Lidokain hanya digunakan untuk pengobatan aritmia ventrikel yang disebabkan oleh
infark miokard akut, bedah jantung terbuka, dan digitalis. Fenitoin penggunaan
terapinya hampir sama dengan lidokain hanya saja lidokain lebih mudah diberikan.
Fenitoin juga dapat digunakan untuk pengobatan takikardia ventrikel yang menetap
pada pasien penyakit jantung koroner, dan taki aritmia yang menyertai sindrom Q-T
panjang juga dapat diobati secara efektif, bila fenitoin diberi bersama dengan
penyekat adrenoresseptor-beta. Fenitoin tidak efektif untuk penyakit aritmia atrium
seperti flutter, fibrilasi atrium, dan SVT. Sedangkan tokainid dan meksiletin di
indikasikan untuk pengobatan aritmia ventrikel pada pasien yang tidak berespon
terhadap pengobatan kuinidin atau obat lain dan kelas IA.
Obat aritmia kelas IB mempunyai efek samping jantung yang lebih ringan dari kelas
IA atau IC. Lidokain efek sampingnya utamanya pada SSP, seperti disosiasi,
parestia, mengantuk dan agitasi; pada kadar yang lebih tinggi dapat menyebabkan
pendengaran berkurang , disorientasi, kedutan otot, kejang, dan henti napas. Efek
samping fenitoin hampir sama dengan lidokain, yaitu pada SSP mengantuk,
nistagmus, vertigo, ataksia, dan mual. Tokainid dan meksiletin juga mempunyai efek
samping terhadap SSP dimana terjadi pusing, ringan kepala, tremor, dan saluran
cerna. Selain itu tokainid juga dapat menimbulkan granulositopenia yang dapat
diikuti oleh infeksi, sepsis, dan kematian.

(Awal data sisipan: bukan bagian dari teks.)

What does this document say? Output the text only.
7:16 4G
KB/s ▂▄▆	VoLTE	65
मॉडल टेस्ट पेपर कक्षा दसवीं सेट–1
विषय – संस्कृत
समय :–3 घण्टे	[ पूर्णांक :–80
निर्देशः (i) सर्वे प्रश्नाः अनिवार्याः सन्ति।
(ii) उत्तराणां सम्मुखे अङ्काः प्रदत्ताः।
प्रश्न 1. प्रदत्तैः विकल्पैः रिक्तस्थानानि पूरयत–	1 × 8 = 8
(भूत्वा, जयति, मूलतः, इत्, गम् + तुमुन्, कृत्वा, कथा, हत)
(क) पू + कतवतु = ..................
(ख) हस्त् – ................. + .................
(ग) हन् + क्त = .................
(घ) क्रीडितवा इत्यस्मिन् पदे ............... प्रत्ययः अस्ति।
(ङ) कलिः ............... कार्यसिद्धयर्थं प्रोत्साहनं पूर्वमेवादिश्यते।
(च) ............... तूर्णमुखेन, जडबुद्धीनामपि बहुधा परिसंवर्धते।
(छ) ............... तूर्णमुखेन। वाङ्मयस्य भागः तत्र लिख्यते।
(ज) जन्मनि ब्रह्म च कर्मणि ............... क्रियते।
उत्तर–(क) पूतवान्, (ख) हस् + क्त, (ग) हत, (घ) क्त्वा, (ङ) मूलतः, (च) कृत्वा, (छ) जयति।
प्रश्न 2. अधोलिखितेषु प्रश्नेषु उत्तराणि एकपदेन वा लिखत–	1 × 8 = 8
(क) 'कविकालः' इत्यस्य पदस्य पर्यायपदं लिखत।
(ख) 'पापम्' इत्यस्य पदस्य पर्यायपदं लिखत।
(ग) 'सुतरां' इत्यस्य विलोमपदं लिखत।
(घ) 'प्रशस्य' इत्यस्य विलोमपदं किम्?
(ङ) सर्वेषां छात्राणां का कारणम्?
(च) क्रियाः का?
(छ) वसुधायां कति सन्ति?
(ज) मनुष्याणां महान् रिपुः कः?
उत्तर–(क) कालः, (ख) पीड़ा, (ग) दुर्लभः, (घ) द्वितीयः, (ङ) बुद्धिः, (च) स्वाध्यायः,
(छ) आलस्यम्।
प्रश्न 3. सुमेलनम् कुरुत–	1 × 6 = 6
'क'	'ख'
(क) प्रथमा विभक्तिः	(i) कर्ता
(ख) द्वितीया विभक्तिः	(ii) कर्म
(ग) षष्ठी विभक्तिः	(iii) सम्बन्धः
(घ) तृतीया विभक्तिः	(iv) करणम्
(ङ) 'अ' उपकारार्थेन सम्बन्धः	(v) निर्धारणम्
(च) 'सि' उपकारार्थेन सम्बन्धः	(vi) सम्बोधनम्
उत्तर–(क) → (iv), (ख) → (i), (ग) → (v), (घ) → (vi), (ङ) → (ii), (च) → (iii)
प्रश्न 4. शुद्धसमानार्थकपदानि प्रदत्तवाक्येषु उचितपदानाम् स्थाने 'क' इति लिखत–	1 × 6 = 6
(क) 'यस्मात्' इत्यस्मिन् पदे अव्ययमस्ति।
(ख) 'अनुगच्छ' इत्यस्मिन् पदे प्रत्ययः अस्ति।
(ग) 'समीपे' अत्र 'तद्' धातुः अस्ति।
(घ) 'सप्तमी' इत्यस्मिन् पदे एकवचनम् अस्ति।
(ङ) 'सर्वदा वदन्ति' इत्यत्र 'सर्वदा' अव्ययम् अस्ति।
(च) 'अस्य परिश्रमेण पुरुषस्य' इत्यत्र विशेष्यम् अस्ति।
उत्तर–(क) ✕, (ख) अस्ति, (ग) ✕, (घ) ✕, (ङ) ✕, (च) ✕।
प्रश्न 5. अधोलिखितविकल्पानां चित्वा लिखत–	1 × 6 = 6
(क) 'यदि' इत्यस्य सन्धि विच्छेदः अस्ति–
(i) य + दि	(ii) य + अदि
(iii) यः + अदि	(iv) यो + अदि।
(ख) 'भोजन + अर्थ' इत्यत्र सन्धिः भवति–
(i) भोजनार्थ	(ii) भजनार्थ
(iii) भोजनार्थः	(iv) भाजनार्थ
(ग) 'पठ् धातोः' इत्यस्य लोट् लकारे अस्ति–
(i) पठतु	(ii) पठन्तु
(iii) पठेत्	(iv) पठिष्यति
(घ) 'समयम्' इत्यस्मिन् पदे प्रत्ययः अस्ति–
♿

Interaksi obat terhadap beta blocker dapat mengurangi aliran darah hati pasien
penyakit jantung, dan akan menyebabkan penurunan kecepatan metabolisme
lidokain dan meningkatkan kadarnya dalam plasma. Selain itu, obat-obat yang
bersifat basa dapat menggantikan lidokain dari ikatannya pada alfa1-acid
glycoprotein. Kadar lidokain plasma meninggi pada pasien yang menerima simetidin.
Lidokain dapat memperkuat efek suksinilkolin. Metabolisme fenitoin dapat dipercepat
bila diberikan bersama fenitoin dan rifampisin.